Камышов рано стал жить самостоятельно, сразу же после окончания семилетки, шел ему тогда пятнадцатый год. Молодым он любил ездить, пожил в нескольких городах. Ему все казалось, что интересная жизнь идет не тут, где он остановился и начал обживаться, а где-то там, дальше, где он еще не был. Он срывался и уезжал. И снова. И снова. Пока не понял, что настоящая жизнь — всюду, и прежде всего в его деревне, на Шегарке, и что дороже тех мест нет ничего другого на земле. И тогда он вернулся домой. Он понял поздновато, но все-таки понял и рад был этому. И пожил еще некоторое время на родине. Теперь он сознавал, что после детства это были самые лучшие годы в его жизни.
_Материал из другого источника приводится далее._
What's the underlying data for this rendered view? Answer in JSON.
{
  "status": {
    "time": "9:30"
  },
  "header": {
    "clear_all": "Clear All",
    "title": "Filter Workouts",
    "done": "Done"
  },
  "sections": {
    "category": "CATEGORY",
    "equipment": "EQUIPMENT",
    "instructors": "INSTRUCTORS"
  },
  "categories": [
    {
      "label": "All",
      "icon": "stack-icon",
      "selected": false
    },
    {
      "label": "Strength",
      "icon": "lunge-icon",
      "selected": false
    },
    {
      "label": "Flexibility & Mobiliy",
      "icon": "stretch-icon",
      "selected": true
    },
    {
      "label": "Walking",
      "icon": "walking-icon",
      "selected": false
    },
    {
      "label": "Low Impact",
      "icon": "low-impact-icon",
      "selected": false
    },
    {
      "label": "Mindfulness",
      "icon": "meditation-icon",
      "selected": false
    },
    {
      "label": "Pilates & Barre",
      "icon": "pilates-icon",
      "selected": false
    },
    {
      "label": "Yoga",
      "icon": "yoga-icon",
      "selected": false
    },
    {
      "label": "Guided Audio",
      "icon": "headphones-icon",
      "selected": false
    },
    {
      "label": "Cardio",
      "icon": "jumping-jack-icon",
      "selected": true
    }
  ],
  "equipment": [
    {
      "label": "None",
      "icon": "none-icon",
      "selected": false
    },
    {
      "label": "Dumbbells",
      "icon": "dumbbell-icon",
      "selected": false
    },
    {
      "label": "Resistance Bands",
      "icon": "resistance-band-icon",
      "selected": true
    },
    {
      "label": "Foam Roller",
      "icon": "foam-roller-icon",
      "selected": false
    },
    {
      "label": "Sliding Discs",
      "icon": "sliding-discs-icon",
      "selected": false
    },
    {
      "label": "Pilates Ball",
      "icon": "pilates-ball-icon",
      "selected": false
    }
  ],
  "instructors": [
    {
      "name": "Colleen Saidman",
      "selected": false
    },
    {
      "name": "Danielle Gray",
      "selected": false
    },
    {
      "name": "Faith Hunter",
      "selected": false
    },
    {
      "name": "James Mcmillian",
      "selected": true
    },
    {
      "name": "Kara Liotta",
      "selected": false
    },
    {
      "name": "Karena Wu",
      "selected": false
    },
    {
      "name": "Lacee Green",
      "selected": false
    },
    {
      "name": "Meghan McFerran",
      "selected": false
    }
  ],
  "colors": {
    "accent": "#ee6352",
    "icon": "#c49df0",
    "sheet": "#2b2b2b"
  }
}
Из всех сорока двух прожитых лет.
Родители покоились на кладбище, избу старший брат, живший под городом, отдал за бутылку водки своему знакомому, знакомый перевез избу на свой загородный участок, построив из нее дачу. Сарай увез зять, муж сестры, баню забрал средний брат. Камышов проживал поодаль, о разорении усадьбы узнал поздно, приехав года через два на родину, чтобы сходить на кладбище. В деревне оставалось еще несколько дворов, земляки обо всем ему рассказали. Он отправился вечернею порою туда, где жили они когда-то всей семьей.